Saturday, March 22, 2008

MOSS SP1 and Daylight Savings Time Patch Experiences

Recently during our CMS to MOSS upgrade we were having issues with the timer jobs not running on time because of the DST problems (we did not have the DST hotfixes or SP1 applied yet). Some of the problems it caused were:

Content deployment jobs (even on the same server) were timing out - basically they would wait for an hour to run and then time out anyway.

If you go ahead and create new web applications, it takes about an hour to actually provision these Web apps.

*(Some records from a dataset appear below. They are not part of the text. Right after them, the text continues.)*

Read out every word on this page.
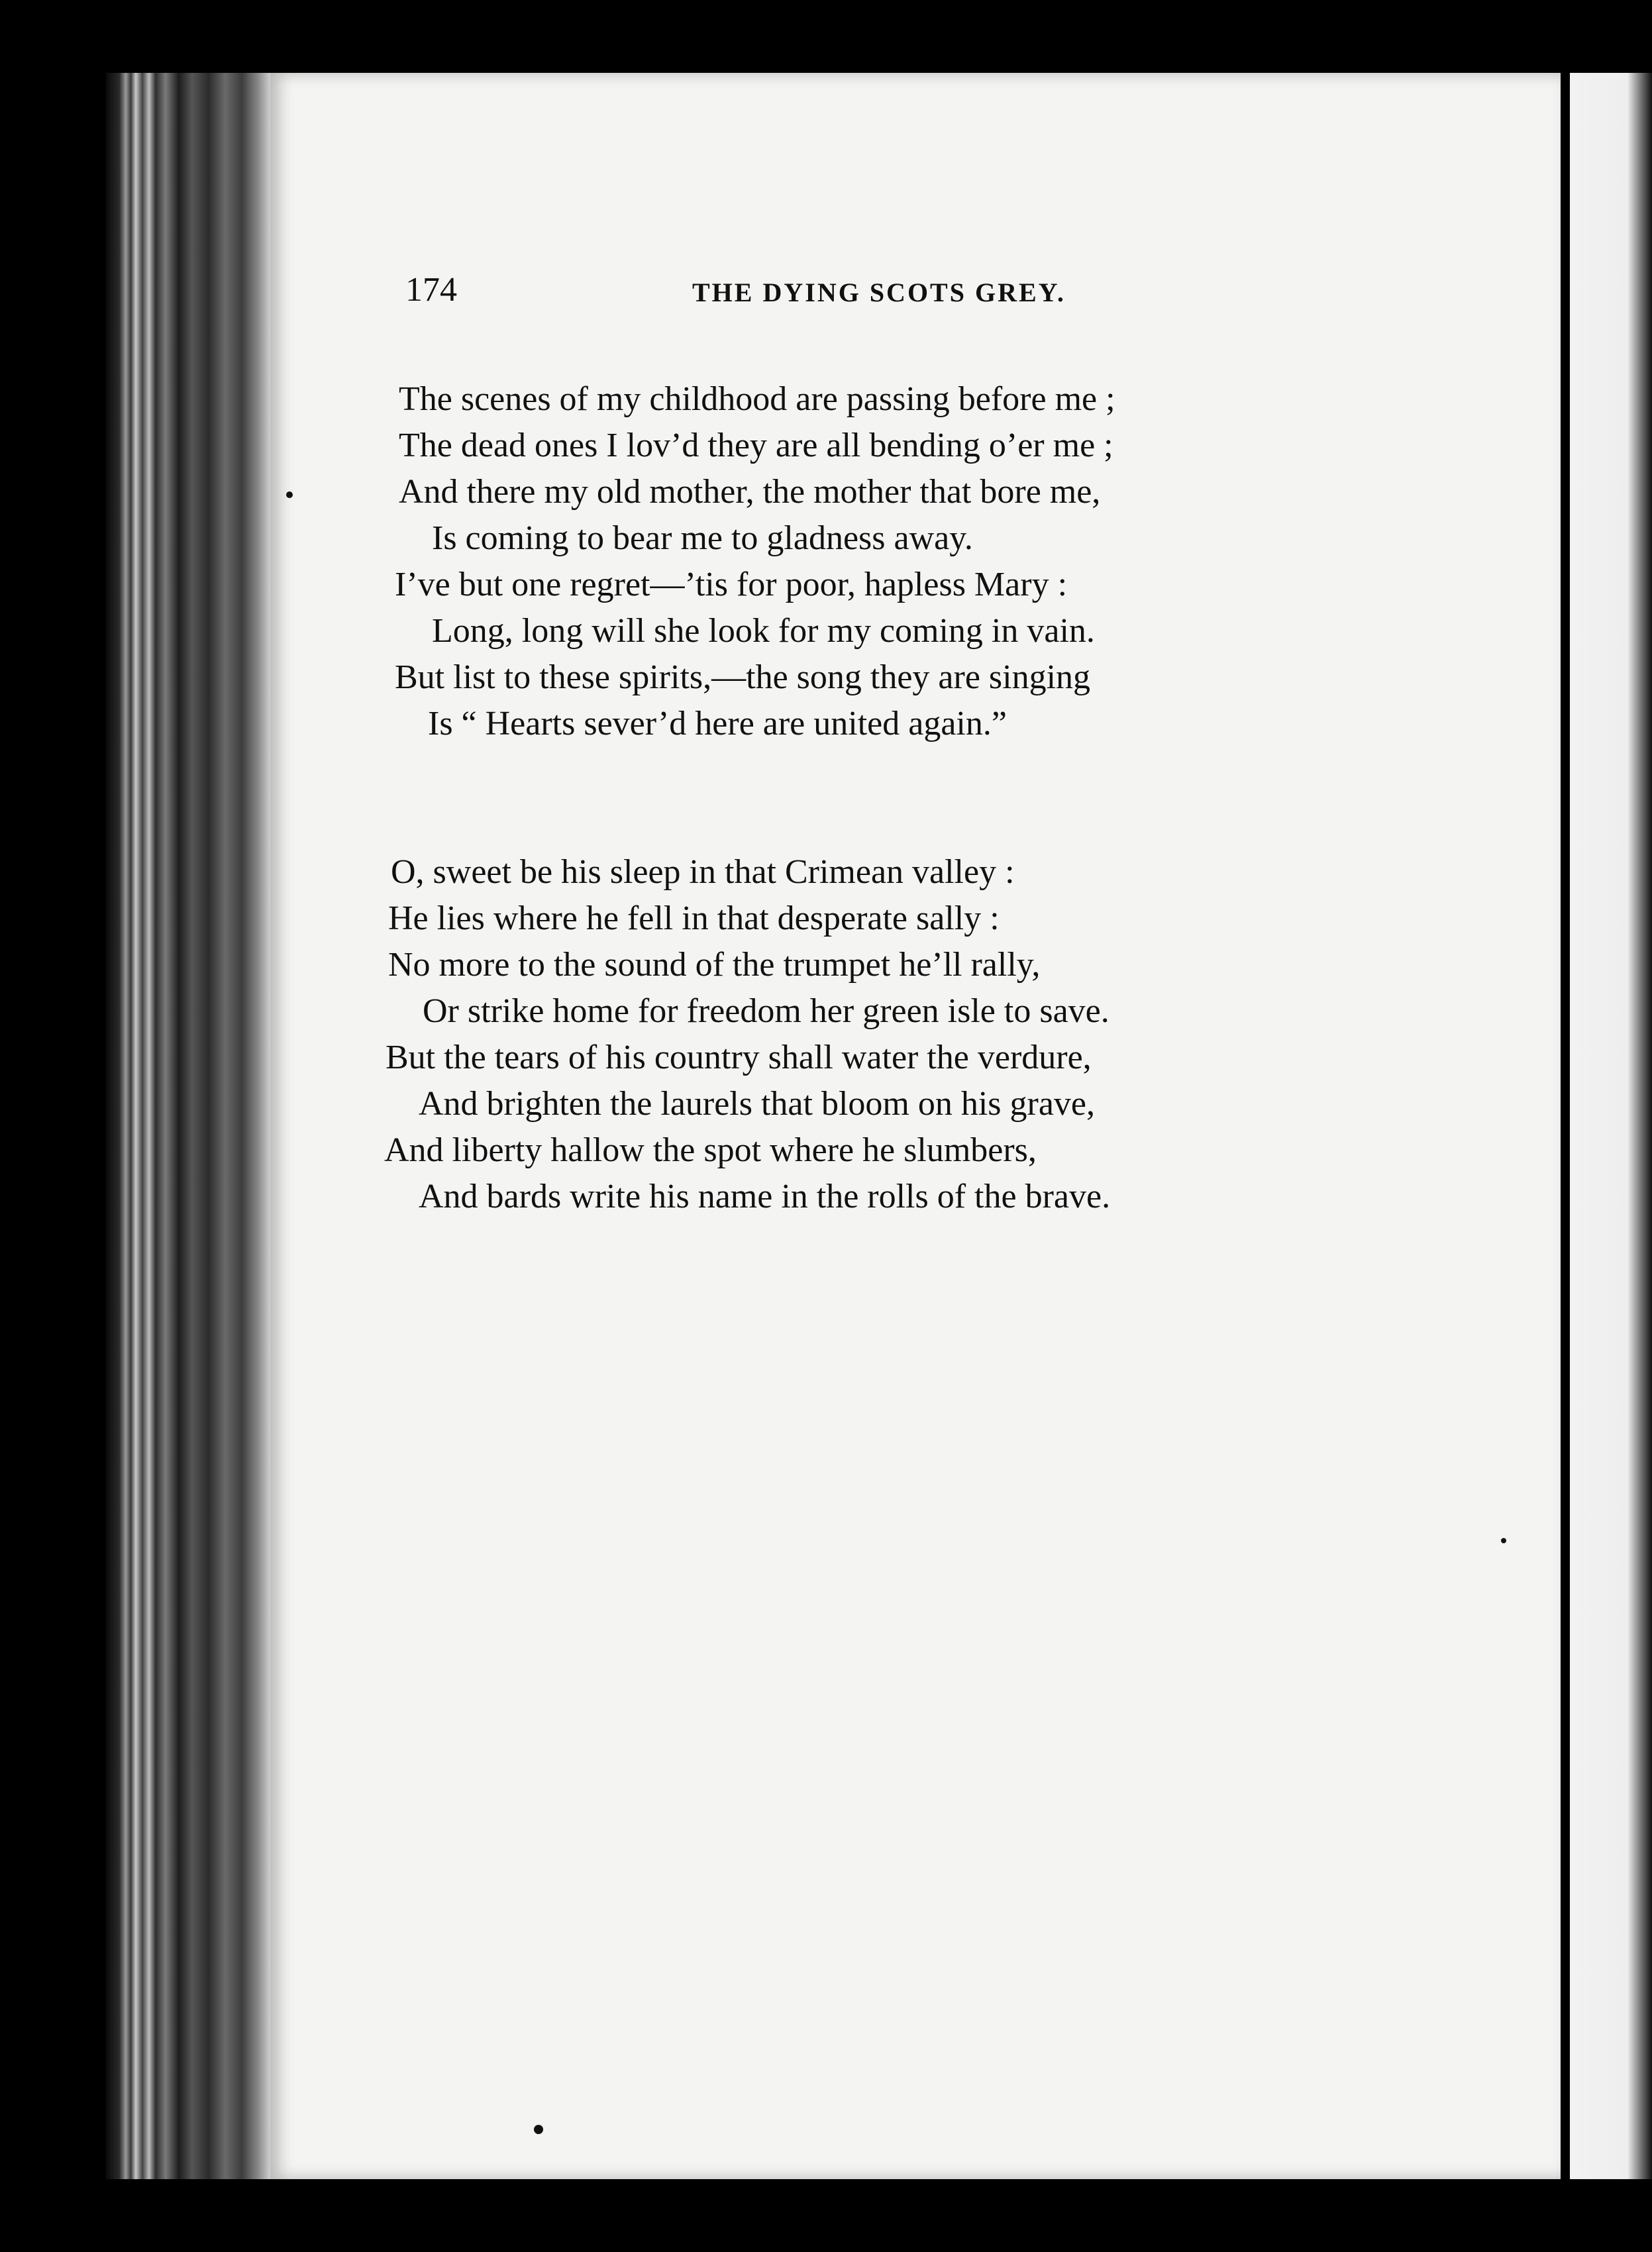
174	THE DYING SCOTS GREY.
The scenes of my childhood are passing before me ;
The dead ones I lov’d they are all bending o’er me ;
And there my old mother, the mother that bore me,
Is coming to bear me to gladness away.
I’ve but one regret—’tis for poor, hapless Mary :
Long, long will she look for my coming in vain.
But list to these spirits,—the song they are singing
Is “ Hearts sever’d here are united again.”
O, sweet be his sleep in that Crimean valley :
He lies where he fell in that desperate sally :
No more to the sound of the trumpet he’ll rally,
Or strike home for freedom her green isle to save.
But the tears of his country shall water the verdure,
And brighten the laurels that bloom on his grave,
And liberty hallow the spot where he slumbers,
And bards write his name in the rolls of the brave.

Other timer jobs are affected too.

There is a way to fool the timer job by changing the time on your server back one hour so it would actually think that it was time to run. However, the timer job would run in some cases and still not run in others (such as content deployment). We found a way to actually force these timer jobs to run by using the following command.

"C:\Program Files\Common Files\Microsoft Shared\web server extensions\12\BIN\stsadm.exe" -o execAdmSvcJobs

This command needs to be run on all Web servers in the farm.

We could have now installed the DST patch or go down the SP1 route. We did not go the (WSS and MOSS) SP1 route because that hosed our test environment. Also WSS SP1 threw an error and did not install successfully on our staging environment, though the MOSS SP1 installed successfully in staging. This constituted a significant risk in our mind so we decided not to move forward with the SP1 install on production (Needless to say, we had to rebuild our stage and test farms because you cannot just roll back from the SP1 upgrade).

So we decided to move forward with just the patch (for now) for fixing the timer jobs problem. This worked fine for our test and staging environments, which had minimal data because we had to rebuild them and did not have time to reattach all the content databases from production yet. On production however, the patch threw an error and about 5% of the content was missing - though the Web apps loaded fine. Interestingly enough, we migrated from SharePoint 2003 to MOSS 2007 last year and all the migrated content appeared to be there. The new sites that we had created on MOSS were missing however.

So we decided to attach the backed up databases from the night before thinking that MOSS probably stored all the configuration for the patch in the DB - and going back one night would bring us back to the night before we applied the patch. Unfortunately upon attaching those databases the apps did not work and we got this error in the event log,

The schema version ( of the database SharePoint_AdminContent_711c9d8b-17ed-404c-987a-708e0e059b12 on DBSERVERNAME is not consistent with the expected database schema version ( on WEBSERVERNAME. Connections to this database from this server have been blocked to avoid data loss. Upgrade the web front end or the content database to ensure that these versions match.

At this point we had two options, since the server appeared to be hosed - we could rebuild the production server or restore the image backup of the entire server (bare metal restore) as defined in the SLA with our backup provider. Both alternatives were not rosy so we decided to tinker a little bit. So we looked around and found a blog that talked about this problem. Thanks to Adlai Maschiach's blog that helped us get past this glitch.

TODO: Now ee will go back to the drawing board and find a way to upgrade the production farm again. I will post those experiences here shortly.